No começo deste ano, a B3 registrou recordes de pessoas físicas se tornando investidoras e em dezembro do ano passado, a principal bolsa de nalores do Brasil registrou a marca de cerca de 5 milhões de CPFs cadastrados e, já em fevereiro, passou dos 6 milhões de contas abertas em corretoras. Para o investidor, porém, certos problemas podem surgir no meio do caminho e acarretar elevadas perdas financeiras com invasão de contas.

Com tantas informações sobre o mercado financeiro na palma da mão dos brasileiros, as grandes instituições de investimento e corretoras prometem isenção das taxas mensais e zero cobranças para abertura e manutenção da conta e apesar da proposta inicial parecer tentadora, cautela é a palavra-chave, alerta o advogado Marcos Vinicius Silva Cardoso, fundador do escritório Cardoso & Zaniboni Advogados.

“Já trabalhei em casos de corretoras renomadas e conhecidas no mundo todo, que realizaram golpes. Houve invasão de contas e tudo isso feito de forma remota, pela internet. Há vítimas que chegaram a perder a quantia de RS 500 mil em um único dia.”, conta Cardoso. Ele cita que uma das vítimas desse tipo de golpe contou que demorou um tempo para entender o que estava acontecendo e se dar conta da invasão de sua conta.
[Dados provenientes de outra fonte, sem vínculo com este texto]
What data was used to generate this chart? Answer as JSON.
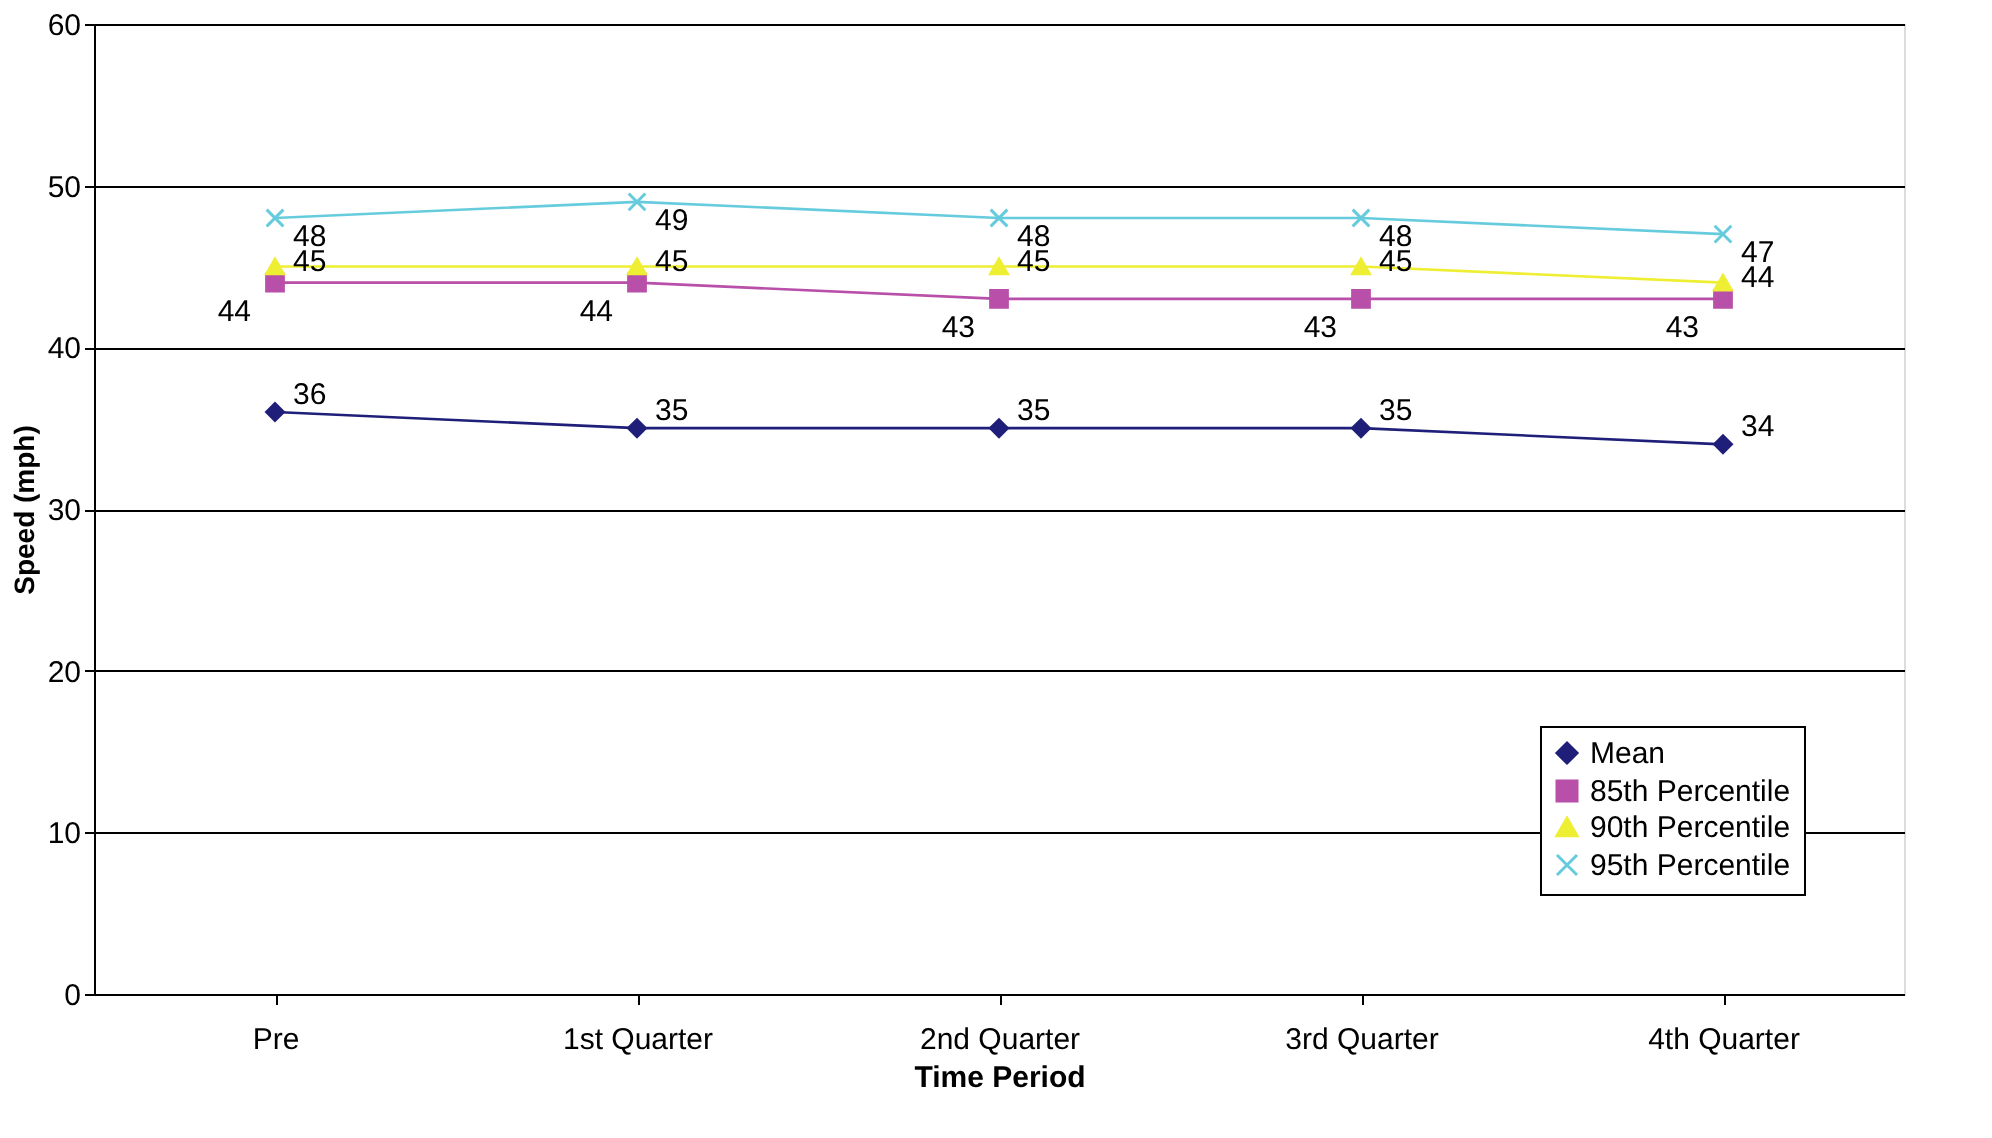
{
  "chart_data": {
    "type": "line",
    "xlabel": "Time Period",
    "ylabel": "Speed (mph)",
    "categories": [
      "Pre",
      "1st Quarter",
      "2nd Quarter",
      "3rd Quarter",
      "4th Quarter"
    ],
    "series": [
      {
        "name": "Mean",
        "color": "#1f1f7a",
        "marker": "diamond",
        "values": [
          36,
          35,
          35,
          35,
          34
        ]
      },
      {
        "name": "85th Percentile",
        "color": "#b84fa8",
        "marker": "square",
        "values": [
          44,
          44,
          43,
          43,
          43
        ]
      },
      {
        "name": " 90th Percentile",
        "color": "#eeee33",
        "marker": "triangle",
        "values": [
          45,
          45,
          45,
          45,
          44
        ]
      },
      {
        "name": "95th Percentile",
        "color": "#66ccdd",
        "marker": "cross",
        "values": [
          48,
          49,
          48,
          48,
          47
        ]
      }
    ],
    "ylim": [
      0,
      60
    ],
    "yticks": [
      0,
      10,
      20,
      30,
      40,
      50,
      60
    ],
    "grid": "y",
    "legend": "bottom right",
    "data_labels": true,
    "line_style": "solid"
  }
}
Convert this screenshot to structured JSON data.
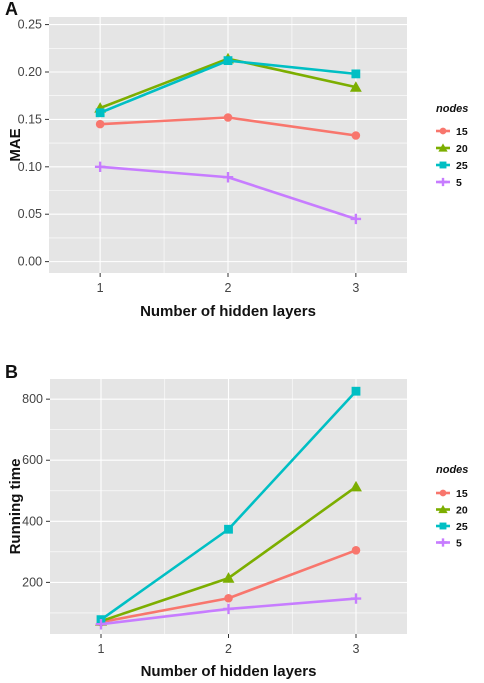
{
  "chart_data": [
    {
      "panel": "A",
      "type": "line",
      "x": [
        1,
        2,
        3
      ],
      "xlabel": "Number of hidden layers",
      "ylabel": "MAE",
      "xlim": [
        0.6,
        3.4
      ],
      "ylim": [
        -0.012,
        0.258
      ],
      "xticks": [
        "1",
        "2",
        "3"
      ],
      "yticks": [
        "0.00",
        "0.05",
        "0.10",
        "0.15",
        "0.20",
        "0.25"
      ],
      "grid": true,
      "legend": {
        "title": "nodes",
        "position": "right"
      },
      "series": [
        {
          "name": "15",
          "color": "#f8766d",
          "marker": "circle",
          "values": [
            0.145,
            0.152,
            0.133
          ]
        },
        {
          "name": "20",
          "color": "#7cae00",
          "marker": "triangle",
          "values": [
            0.162,
            0.214,
            0.184
          ]
        },
        {
          "name": "25",
          "color": "#00bfc4",
          "marker": "square",
          "values": [
            0.157,
            0.212,
            0.198
          ]
        },
        {
          "name": "5",
          "color": "#c77cff",
          "marker": "plus",
          "values": [
            0.1,
            0.089,
            0.045
          ]
        }
      ]
    },
    {
      "panel": "B",
      "type": "line",
      "x": [
        1,
        2,
        3
      ],
      "xlabel": "Number of hidden layers",
      "ylabel": "Running time",
      "xlim": [
        0.6,
        3.4
      ],
      "ylim": [
        31,
        866
      ],
      "xticks": [
        "1",
        "2",
        "3"
      ],
      "yticks": [
        "200",
        "400",
        "600",
        "800"
      ],
      "grid": true,
      "legend": {
        "title": "nodes",
        "position": "right"
      },
      "series": [
        {
          "name": "15",
          "color": "#f8766d",
          "marker": "circle",
          "values": [
            70,
            148,
            305
          ]
        },
        {
          "name": "20",
          "color": "#7cae00",
          "marker": "triangle",
          "values": [
            73,
            214,
            513
          ]
        },
        {
          "name": "25",
          "color": "#00bfc4",
          "marker": "square",
          "values": [
            78,
            374,
            826
          ]
        },
        {
          "name": "5",
          "color": "#c77cff",
          "marker": "plus",
          "values": [
            63,
            113,
            147
          ]
        }
      ]
    }
  ]
}
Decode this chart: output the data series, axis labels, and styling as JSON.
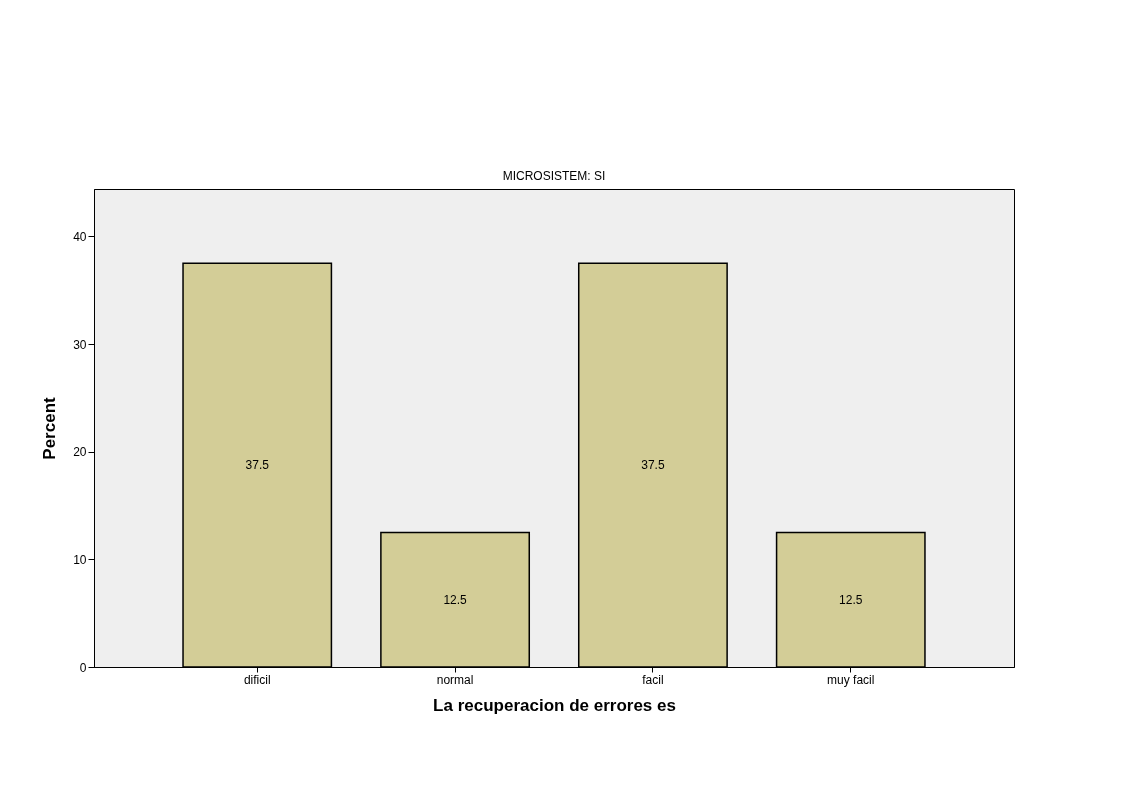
{
  "chart_data": {
    "type": "bar",
    "title": "MICROSISTEM: SI",
    "xlabel": "La recuperacion de errores es",
    "ylabel": "Percent",
    "categories": [
      "dificil",
      "normal",
      "facil",
      "muy facil"
    ],
    "values": [
      37.5,
      12.5,
      37.5,
      12.5
    ],
    "color": "#d3cd97",
    "ylim": [
      0,
      44.4
    ],
    "yticks": [
      0,
      10,
      20,
      30,
      40
    ],
    "data_labels": true,
    "grid": false
  }
}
“Apliquei meu dinheiro em uma investidora super conhecida e que aparece em vários meios de comunicação, acreditei ser confiável, mas não demorou muito para ter o início das movimentações. Mesmo trocando mensagens com a instituição para saber o que estava acontecendo, eles diziam ser normal e que em breve retornaria o valor. Até hoje, não sei como funciona esse esquema. Entrei com uma ação judicial, representada por advogados especializados, e obtive êxito”, explica a bancária Juliana (o sobrenome dela não foi citado).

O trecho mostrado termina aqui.